- Abbreviation: COEX, EGY
- Leader: Miklós Duray
- Founded: 1990
- Dissolved: 18 March 1998
- Merged into: Party of the Hungarian Coalition
- Membership (1997): 6,000
- Ideology: Minority politics Hungarian nationalism
- Political position: Centre-left
- International affiliation: Liberal International
- Colours: Green

= Coexistence (political party) =

Coexistence (Spolužitie, Együttélés, Wspólnota, Soužití) was a political party in Czechoslovakia and Slovakia between 1990 and 1998. Although largely a Hungarian minority party, its membership also included Germans, Poles, Ruthenians and Ukrainians. Their Czech sister party still exists.

==History==
The party was established in February 1990 by Miklós Duray, and allied with the Hungarian Christian Democratic Movement to take part in the general elections that year. In the elections to the Czechoslovak Federal Assembly the two parties won five seats in the Chamber of the People and seven in the Chamber of the Nations. In the elections to the National Council of Slovakia the alliance won 14 seats.

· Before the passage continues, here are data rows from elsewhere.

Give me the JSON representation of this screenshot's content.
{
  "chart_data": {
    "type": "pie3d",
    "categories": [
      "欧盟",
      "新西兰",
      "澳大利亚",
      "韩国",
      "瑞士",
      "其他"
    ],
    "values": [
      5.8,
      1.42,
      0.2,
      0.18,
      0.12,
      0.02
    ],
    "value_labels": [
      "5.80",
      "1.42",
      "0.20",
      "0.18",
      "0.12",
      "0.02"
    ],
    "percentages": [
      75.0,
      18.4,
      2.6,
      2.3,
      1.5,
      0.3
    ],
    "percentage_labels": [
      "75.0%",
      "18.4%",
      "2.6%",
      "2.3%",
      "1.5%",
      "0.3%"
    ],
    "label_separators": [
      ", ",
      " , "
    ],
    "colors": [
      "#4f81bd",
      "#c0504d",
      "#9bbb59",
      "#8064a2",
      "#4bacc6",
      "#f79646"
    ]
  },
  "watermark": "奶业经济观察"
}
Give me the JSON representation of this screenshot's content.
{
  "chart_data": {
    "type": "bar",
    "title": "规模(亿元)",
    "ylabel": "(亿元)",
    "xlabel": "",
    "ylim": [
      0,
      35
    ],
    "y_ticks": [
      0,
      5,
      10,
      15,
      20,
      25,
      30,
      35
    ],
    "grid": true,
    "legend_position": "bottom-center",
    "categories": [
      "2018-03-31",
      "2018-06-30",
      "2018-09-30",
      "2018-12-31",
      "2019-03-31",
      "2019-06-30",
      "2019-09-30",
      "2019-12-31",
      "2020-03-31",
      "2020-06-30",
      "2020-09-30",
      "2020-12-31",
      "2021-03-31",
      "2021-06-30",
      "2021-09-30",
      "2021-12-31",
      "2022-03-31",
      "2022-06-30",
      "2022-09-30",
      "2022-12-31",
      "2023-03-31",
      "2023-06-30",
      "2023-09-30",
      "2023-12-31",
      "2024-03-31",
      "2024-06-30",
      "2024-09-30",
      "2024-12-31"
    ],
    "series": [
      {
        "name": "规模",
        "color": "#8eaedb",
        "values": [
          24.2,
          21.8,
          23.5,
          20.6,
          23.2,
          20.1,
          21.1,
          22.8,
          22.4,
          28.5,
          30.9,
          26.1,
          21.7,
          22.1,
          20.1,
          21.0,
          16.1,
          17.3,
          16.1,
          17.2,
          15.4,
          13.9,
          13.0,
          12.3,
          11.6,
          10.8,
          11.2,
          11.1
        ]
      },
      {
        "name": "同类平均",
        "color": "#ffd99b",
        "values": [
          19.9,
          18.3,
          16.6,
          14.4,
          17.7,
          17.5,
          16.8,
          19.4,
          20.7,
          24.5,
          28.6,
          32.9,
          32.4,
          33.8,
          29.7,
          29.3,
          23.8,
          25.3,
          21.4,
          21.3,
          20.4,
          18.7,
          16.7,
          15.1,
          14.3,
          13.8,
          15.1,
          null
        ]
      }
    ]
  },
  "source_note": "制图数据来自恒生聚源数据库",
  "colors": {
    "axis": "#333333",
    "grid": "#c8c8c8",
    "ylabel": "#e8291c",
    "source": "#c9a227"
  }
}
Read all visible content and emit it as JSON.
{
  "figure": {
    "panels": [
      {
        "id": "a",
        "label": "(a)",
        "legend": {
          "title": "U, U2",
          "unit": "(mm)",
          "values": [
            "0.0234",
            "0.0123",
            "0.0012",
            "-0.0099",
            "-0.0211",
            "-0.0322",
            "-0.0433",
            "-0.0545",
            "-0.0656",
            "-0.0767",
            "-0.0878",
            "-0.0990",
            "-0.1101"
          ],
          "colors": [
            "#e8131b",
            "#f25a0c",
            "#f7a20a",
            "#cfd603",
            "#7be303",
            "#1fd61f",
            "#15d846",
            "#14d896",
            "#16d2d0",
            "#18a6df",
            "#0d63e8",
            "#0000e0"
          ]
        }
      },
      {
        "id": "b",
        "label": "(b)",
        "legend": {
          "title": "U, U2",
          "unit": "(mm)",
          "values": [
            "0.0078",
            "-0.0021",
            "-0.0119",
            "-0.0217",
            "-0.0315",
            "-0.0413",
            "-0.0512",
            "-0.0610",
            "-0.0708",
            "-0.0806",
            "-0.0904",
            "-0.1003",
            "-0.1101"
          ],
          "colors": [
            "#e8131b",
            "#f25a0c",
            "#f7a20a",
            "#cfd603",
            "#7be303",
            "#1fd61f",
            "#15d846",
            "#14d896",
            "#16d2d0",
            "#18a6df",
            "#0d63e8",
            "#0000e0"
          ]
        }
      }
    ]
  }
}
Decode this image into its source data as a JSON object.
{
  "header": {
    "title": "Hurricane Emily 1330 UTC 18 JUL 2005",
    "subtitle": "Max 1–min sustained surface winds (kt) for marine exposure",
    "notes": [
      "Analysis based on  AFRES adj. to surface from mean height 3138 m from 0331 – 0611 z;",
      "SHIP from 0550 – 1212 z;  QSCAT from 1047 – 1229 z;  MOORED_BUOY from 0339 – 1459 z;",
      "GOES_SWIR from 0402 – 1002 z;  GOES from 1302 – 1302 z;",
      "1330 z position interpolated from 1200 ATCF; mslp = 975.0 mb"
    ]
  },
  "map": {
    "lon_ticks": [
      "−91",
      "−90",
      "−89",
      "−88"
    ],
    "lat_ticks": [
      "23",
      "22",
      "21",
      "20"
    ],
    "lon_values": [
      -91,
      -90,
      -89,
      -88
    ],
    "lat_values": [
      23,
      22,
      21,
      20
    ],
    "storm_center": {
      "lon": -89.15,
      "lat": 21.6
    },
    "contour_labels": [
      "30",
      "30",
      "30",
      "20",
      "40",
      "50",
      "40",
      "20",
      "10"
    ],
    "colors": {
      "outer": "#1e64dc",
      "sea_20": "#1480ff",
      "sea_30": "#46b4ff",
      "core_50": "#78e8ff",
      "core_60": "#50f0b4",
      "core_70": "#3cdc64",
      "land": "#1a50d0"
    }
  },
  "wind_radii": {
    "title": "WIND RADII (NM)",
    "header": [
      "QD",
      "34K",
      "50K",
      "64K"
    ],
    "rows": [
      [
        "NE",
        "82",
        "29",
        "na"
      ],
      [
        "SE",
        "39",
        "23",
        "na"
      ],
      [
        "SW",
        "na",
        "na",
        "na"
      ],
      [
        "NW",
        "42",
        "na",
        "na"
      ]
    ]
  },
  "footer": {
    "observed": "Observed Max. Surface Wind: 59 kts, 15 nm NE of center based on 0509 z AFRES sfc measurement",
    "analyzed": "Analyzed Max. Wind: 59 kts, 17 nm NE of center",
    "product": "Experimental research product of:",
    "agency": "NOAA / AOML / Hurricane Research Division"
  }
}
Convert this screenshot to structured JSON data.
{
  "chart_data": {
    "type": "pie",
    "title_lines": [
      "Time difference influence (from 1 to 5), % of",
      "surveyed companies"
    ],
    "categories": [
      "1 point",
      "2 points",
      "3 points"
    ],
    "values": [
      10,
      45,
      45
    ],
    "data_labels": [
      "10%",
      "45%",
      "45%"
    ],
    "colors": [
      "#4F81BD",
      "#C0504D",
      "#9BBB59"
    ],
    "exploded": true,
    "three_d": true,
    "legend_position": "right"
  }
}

The parties maintained their alliance for the 1992 elections, maintaining the same number of seats in the Federal Assembly and the Slovak National Council.

In 1994 Coexistence allied with the Hungarian Christian Democratic Movement and the Hungarian Civic Party to form the Hungarian Coalition. In the elections that year the alliance won seventeen seats (nine of which were Coexistence members), making it the third largest party in the National Council. The three parties officially merged into the Party of the Hungarian Coalition on 18 March 1998.